Der Punkt ist aber: 250.000 oder 500.000 Downloads innerhalb von Tagen stehen für eine beträchtliche Reichweite, die man mit Verkaufszahlen von Alben natürlich nicht immer ins Verhältnis setzen kann und darf. Das Tape ist dennoch zu einem herausragenden Requisit auf der weltweiten HipHop-Bühne geworden. Es kommt nicht von ungefähr, dass sich Odd Future, Wiz Khalifa, die A$AP-Jungs oder auch Freddie Gibbs ihren Status durch den Mixtape-Hustle erkämpft haben. Es muss neben der allesumspannenden Ausbreitung des Internets und dem offenkundigen Promo-Motiv einen weiteren Grund für die Konjunktur des Mixtapes geben – und der könnte eben künstlerischer und kulturwahrnehmungsbezogener Natur sein.

Was man sich aber bei der Diskussion von Tapes und Alben schenken kann: die Einteilung in eine Zweiklassengesellschaft von »nur« ein Tape und »immerhin« ein Album.

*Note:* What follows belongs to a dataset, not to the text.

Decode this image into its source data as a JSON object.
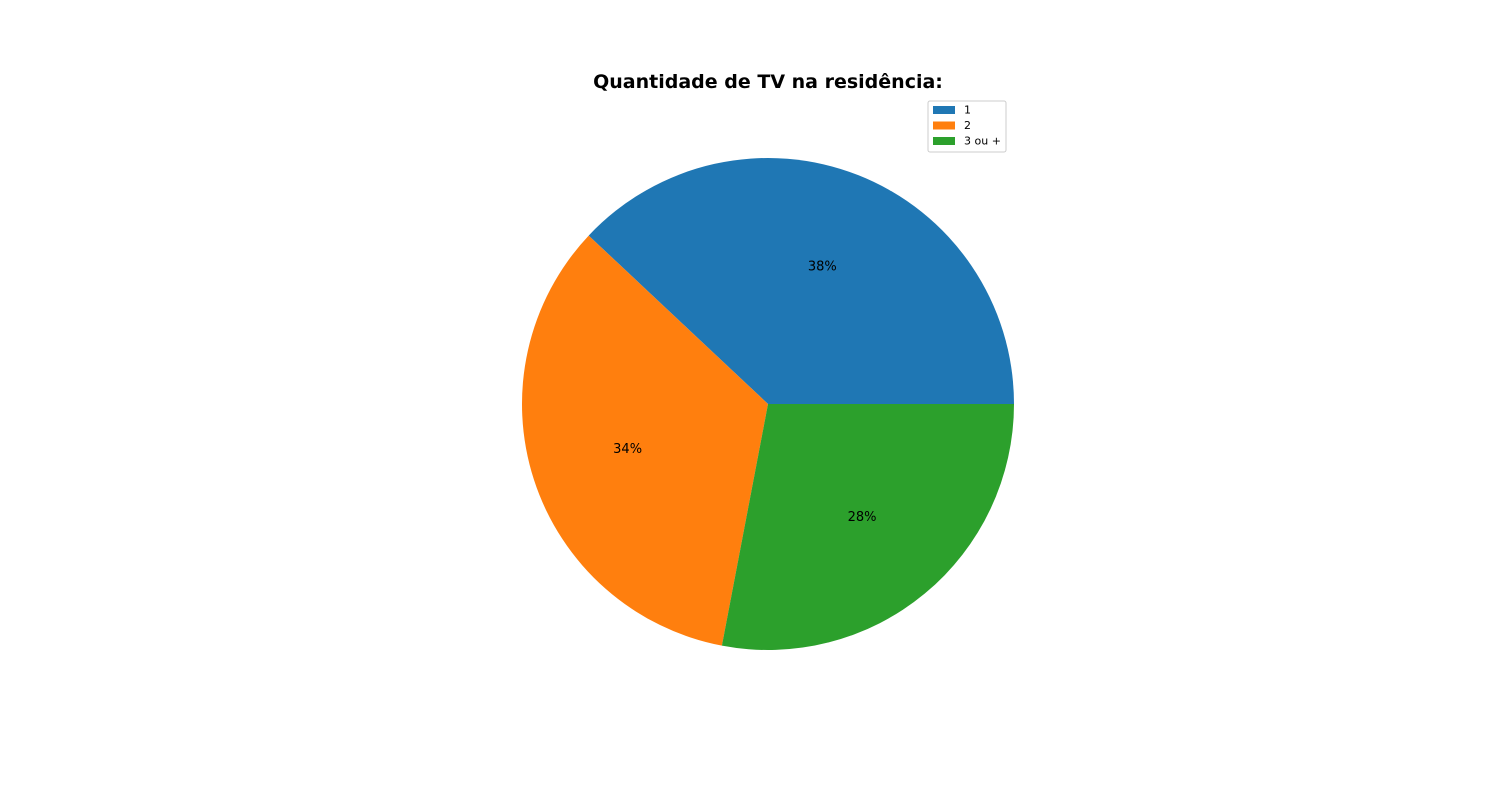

Verlegenheitsetiketten aus den Nullerjahren à la »Streetalbum« ohnehin. Die Zeit, in denen Alben fast automatisch den nächsten zwingenden, entwicklungslogisch angezeigten Schritt in der Karriere eines Rap-Künstlers bedeuteten und seinen Sound »aufs nächste Level« hievten, sind wohl auch vorbei – wenn es diese Zeit überhaupt mal gab. Die hohe, spielerische, produktions- und inhaltsbezogene Qualität vieler Tapes liegt in seinem ihm noch immer zugeschriebenen Underdogstatus begründet – und der geht im Rap immer.

Als notorisch unausgeglichener kleiner Bruder des ach so erwachsenen Albums, macht er häufig die Moves, die in der Liga über dem Mixtape-Untergrund manchmal untersagt sind. Die echten Power Moves. Die Folge dieser formatbezogenen Unausgeglichenheit ist aber leider auch, dass man viel Unausgegorenes, Unhörbares und Belangloses bekommt. Manchmal aber auch echte Perlen, die so gut funktionieren, dass sie in verwandelter Form auf dem Album wiederzufinden sind und dem Künstler das geben, was er trivialerweise am Meisten braucht: etwas Eigenes. Und wenn man das hat, wird man zum »Easy Rider«. Kein Grund also, das Album zu verabschieden – das Mixtape aber erst recht nicht.